Prove if $f$ has a right inverse function: $f\circ g=id_x$ $\iff$ $f$ is onto $Y$
Solution 1:
For $\boxed{\Leftarrow}$: assume $f$ is surjective. Then, for all $y\in Y$ there exists $x_y\in X$ such that $f(x_y)=y$. Define $g\colon Y\to X$ to be the function which maps each $y\in Y$ to such $x\in X$ (if there is more than one $x$, then the function $g$ maps $y$ to one of them chosen in an arbitrary way. This excludes the possibility that $g$ map $y$ to two distinct values, in which case it wouldn't be a function). It follows that $$ \forall y\in Y,\quad f\circ g(y) = f( g(y) ) = f(y_x) = y $$ and $f\circ g=id_Y$.

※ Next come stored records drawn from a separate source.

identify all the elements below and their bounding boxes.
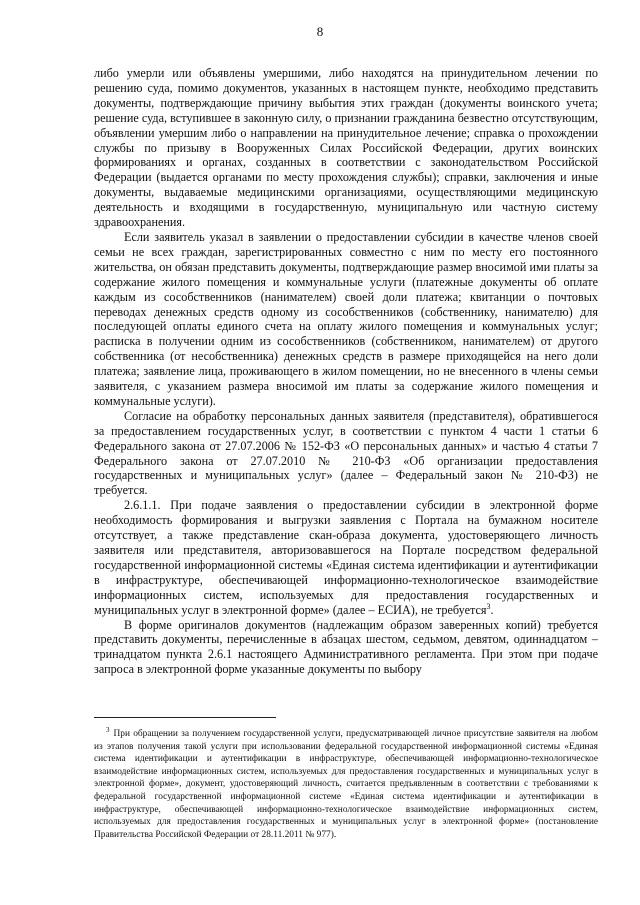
- paragraph-2-6-1-1: [94, 498, 598, 617]
- paragraph-personal-data-consent: Согласие на обработку персональных данных заявителя (представителя), обратившегося за предоставлением государственных услуг, в соответствии с пунктом 4 части 1 статьи 6 Федерального закона от 27.07.2006 № 152-ФЗ «О персональных данных» и частью 4 статьи 7 Федерального закона от 27.07.2010 № 210-ФЗ «Об организации предоставления государственных и муниципальных услуг» (далее – Федеральный закон № 210-ФЗ) не требуется.: [94, 408, 598, 498]
- footnote-text: При обращении за получением государственной услуги, предусматривающей личное присутствие заявителя на любом из этапов получения такой услуги при использовании федеральной государственной информационной системы «Единая система идентификации и аутентификации в инфраструктуре, обеспечивающей информационно-технологическое взаимодействие информационных систем, используемых для предоставления государственных и муниципальных услуг в электронной форме», документ, удостоверяющий личность, считается предъявленным в соответствии с требованиями к федеральной государственной информационной системе «Единая система идентификации и аутентификации в инфраструктуре, обеспечивающей информационно-технологическое взаимодействие информационных систем, используемых для предоставления государственных и муниципальных услуг в электронной форме» (постановление Правительства Российской Федерации от 28.11.2011 № 977).: [94, 729, 598, 840]
- paragraph-2-6-1-1-text: 2.6.1.1. При подаче заявления о предоставлении субсидии в электронной форме необходимость формирования и выгрузки заявления с Портала на бумажном носителе отсутствует, а также представление скан-образа документа, удостоверяющего личность заявителя или представителя, авторизовавшегося на Портале посредством федеральной государственной информационной системы «Единая система идентификации и аутентификации в инфраструктуре, обеспечивающей информационно-технологическое взаимодействие информационных систем, используемых для предоставления государственных и муниципальных услуг в электронной форме» (далее – ЕСИА), не требуется: [94, 498, 598, 617]
- footnote: [94, 725, 598, 841]
- paragraph-2-6-1-1-end: .: [490, 602, 494, 617]
- paragraph-family-members: Если заявитель указал в заявлении о предоставлении субсидии в качестве членов своей семьи не всех граждан, зарегистрированных совместно с ним по месту его постоянного жительства, он обязан представить документы, подтверждающие размер вносимой ими платы за содержание жилого помещения и коммунальные услуги (платежные документы об оплате каждым из сособственников (нанимателем) своей доли платежа; квитанции о почтовых переводах денежных средств одному из сособственников (собственнику, нанимателю) для последующей оплаты единого счета на оплату жилого помещения и коммунальных услуг; расписка в получении одним из сособственников (собственником, нанимателем) от другого собственника (от несобственника) денежных средств в размере приходящейся на него доли платежа; заявление лица, проживающего в жилом помещении, но не внесенного в члены семьи заявителя, с указанием размера вносимой им платы за содержание жилого помещения и коммунальные услуги).: [94, 229, 598, 408]
- footnote-separator: [94, 717, 276, 718]
- page-number: 8: [316, 24, 324, 39]
- footnote-reference[interactable]: 3: [486, 601, 491, 611]
- paragraph-continuation: либо умерли или объявлены умершими, либо находятся на принудительном лечении по решению суда, помимо документов, указанных в настоящем пункте, необходимо представить документы, подтверждающие причину выбытия этих граждан (документы воинского учета; решение суда, вступившее в законную силу, о признании гражданина безвестно отсутствующим, объявлении умершим либо о направлении на принудительное лечение; справка о прохождении службы по призыву в Вооруженных Силах Российской Федерации, других воинских формированиях и органах, созданных в соответствии с законодательством Российской Федерации (выдается органами по месту прохождения службы); справки, заключения и иные документы, выдаваемые медицинскими организациями, осуществляющими медицинскую деятельность и входящими в государственную, муниципальную или частную систему здравоохранения.: [94, 66, 598, 230]
- footnote-3: [94, 725, 598, 841]
- paragraph-original-documents: В форме оригиналов документов (надлежащим образом заверенных копий) требуется представить документы, перечисленные в абзацах шестом, седьмом, девятом, одиннадцатом – тринадцатом пункта 2.6.1 настоящего Административного регламента. При этом при подаче запроса в электронной форме указанные документы по выбору: [94, 617, 598, 677]
- body-text: [94, 66, 598, 677]
- footnote-mark: 3: [106, 725, 110, 734]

For $\boxed{\Rightarrow}$: assume $f\colon X\to Y,g\colon Y\to X$ are such that $f\circ g=id_Y$. Then for each $y\in Y$, $x_y\stackrel{\rm def}{=} g(y)\in X$ is a preimage of $y$ by $f$, as $f(x_y)=f\circ g(y) = id_Y(y)=y$. Hence $f$ is surjective.
Solution 2:
$\Leftarrow)$ For all $y\in Y$ there's $x\in X$ such that $f(x)=y$ so define $g$ by $$g\colon Y\rightarrow X,\quad y\mapsto x$$ and we have $$f\circ g=id_Y$$
$\Rightarrow)$ Let $y\in Y$ so $f\circ g(y)=id_Y(y)=y$ so let $x=g(y)\in X$ hence we have $$\exists x=g(y)\in X,\quad f(x)=y$$ so $f$ is onto.